A production switcher, loaded with macros, controls the firing of the playout servers. Command, control, and management communication occurs over a combination of LAN, RS-422, and general purpose interface (GPI). Sometimes a dedicated device is required to convert from one control format to another, say IP to GPI.

Applications running on computer platforms “fire” playout of graphics, clips, and other content sequences.

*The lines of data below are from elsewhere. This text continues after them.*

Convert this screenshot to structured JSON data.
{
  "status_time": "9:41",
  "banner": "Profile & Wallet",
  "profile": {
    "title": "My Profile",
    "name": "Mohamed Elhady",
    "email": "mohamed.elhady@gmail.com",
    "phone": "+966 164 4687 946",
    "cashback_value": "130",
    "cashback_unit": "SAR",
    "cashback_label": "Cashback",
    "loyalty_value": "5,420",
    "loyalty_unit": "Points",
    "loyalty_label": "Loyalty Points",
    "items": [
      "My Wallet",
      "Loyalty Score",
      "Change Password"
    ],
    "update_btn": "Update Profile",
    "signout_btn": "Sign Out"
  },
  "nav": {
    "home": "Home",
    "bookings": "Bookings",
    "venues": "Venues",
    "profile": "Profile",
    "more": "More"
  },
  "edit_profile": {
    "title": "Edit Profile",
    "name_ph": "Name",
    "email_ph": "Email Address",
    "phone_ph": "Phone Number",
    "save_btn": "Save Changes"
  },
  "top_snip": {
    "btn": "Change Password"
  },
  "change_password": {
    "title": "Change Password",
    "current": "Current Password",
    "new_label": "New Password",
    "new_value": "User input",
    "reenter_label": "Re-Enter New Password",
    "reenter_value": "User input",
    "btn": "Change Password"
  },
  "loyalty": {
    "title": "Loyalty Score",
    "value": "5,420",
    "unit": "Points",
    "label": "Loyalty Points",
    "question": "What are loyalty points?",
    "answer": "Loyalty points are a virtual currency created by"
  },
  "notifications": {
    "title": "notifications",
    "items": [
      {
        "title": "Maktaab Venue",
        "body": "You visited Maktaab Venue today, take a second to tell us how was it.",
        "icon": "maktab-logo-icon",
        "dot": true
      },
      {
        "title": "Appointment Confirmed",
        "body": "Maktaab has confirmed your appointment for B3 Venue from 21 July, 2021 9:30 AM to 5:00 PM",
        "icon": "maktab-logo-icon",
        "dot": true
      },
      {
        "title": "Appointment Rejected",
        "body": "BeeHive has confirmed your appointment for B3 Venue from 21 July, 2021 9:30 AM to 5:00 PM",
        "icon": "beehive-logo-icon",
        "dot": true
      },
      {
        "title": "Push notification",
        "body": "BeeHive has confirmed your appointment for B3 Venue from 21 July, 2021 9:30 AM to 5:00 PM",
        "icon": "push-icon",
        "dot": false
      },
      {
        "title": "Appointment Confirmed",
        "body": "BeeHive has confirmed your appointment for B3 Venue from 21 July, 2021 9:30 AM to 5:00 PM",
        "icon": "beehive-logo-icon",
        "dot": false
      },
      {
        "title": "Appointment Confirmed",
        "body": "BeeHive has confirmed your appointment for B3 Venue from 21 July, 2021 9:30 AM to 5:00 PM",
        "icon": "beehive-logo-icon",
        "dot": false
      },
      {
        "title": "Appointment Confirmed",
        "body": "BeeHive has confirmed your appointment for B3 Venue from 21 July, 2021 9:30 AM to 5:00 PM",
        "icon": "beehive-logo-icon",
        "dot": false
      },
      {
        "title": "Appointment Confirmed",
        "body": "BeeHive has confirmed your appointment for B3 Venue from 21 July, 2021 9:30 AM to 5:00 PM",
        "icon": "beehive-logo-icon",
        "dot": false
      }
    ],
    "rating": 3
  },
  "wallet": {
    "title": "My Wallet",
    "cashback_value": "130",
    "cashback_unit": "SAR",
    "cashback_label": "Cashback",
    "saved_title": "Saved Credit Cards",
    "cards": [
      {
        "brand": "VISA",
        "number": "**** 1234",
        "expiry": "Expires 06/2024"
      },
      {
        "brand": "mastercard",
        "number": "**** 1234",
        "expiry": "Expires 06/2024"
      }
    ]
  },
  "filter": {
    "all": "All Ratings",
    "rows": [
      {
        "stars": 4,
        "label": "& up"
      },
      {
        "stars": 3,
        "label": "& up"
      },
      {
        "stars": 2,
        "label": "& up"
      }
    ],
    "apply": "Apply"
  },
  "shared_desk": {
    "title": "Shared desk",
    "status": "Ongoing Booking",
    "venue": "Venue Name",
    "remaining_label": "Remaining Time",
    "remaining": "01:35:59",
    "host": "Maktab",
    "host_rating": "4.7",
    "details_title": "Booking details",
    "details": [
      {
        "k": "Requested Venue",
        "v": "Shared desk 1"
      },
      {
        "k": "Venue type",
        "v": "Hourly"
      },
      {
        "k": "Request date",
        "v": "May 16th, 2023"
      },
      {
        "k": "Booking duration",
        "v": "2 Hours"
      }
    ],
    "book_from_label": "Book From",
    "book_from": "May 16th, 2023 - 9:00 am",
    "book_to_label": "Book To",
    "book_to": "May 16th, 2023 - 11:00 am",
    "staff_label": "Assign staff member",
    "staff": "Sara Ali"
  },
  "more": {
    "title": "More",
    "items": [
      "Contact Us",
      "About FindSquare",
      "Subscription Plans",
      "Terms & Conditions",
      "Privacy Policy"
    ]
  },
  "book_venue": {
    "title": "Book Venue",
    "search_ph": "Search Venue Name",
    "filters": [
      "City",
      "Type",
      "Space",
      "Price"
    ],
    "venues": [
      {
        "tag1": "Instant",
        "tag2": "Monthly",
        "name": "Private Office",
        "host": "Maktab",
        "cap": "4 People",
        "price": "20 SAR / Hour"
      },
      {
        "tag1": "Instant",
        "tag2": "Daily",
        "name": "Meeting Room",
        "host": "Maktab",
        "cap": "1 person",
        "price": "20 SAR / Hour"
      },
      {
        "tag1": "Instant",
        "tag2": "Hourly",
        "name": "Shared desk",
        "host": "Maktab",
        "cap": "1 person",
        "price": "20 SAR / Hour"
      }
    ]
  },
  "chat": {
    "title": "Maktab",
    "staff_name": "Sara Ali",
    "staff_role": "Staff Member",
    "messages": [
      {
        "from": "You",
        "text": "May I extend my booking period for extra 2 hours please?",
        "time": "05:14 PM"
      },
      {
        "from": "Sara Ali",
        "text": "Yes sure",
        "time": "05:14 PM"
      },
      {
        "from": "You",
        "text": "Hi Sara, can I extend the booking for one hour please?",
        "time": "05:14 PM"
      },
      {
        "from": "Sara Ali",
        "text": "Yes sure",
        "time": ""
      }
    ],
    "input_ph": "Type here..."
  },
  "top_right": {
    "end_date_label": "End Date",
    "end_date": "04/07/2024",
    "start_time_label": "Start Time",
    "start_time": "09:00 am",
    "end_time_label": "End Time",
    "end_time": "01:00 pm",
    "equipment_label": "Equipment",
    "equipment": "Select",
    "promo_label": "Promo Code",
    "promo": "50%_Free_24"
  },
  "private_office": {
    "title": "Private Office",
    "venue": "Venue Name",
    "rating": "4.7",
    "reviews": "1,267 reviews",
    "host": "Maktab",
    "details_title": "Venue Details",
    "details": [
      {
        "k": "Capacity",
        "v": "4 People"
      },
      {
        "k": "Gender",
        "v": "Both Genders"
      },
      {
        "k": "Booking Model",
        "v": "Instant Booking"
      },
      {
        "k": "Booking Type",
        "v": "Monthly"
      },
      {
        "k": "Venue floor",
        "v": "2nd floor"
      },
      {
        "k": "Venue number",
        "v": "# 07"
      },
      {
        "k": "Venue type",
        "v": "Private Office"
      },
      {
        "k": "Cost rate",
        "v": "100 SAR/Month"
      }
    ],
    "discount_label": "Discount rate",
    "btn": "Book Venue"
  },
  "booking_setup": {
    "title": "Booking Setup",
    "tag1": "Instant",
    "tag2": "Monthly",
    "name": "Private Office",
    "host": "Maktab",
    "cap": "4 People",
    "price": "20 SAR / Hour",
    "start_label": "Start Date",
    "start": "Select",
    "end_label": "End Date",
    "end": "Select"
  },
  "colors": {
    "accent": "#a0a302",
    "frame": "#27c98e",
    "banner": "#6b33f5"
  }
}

For a live broadcast, the director will command the firing of a command sequence, with the rest of the segment controlled by automation.With a long-form program, with all content and interstitials on tape or servers, a redundant automation system, timed to reference signals, controls playout to air.

Some graphic elements will be assembled on the fly by a computer-based playout application. GFX, audio, and text elements will reside in a database and be assembled into templates.

The result must be seamless assembly and presentation of program elements. There are no second chances.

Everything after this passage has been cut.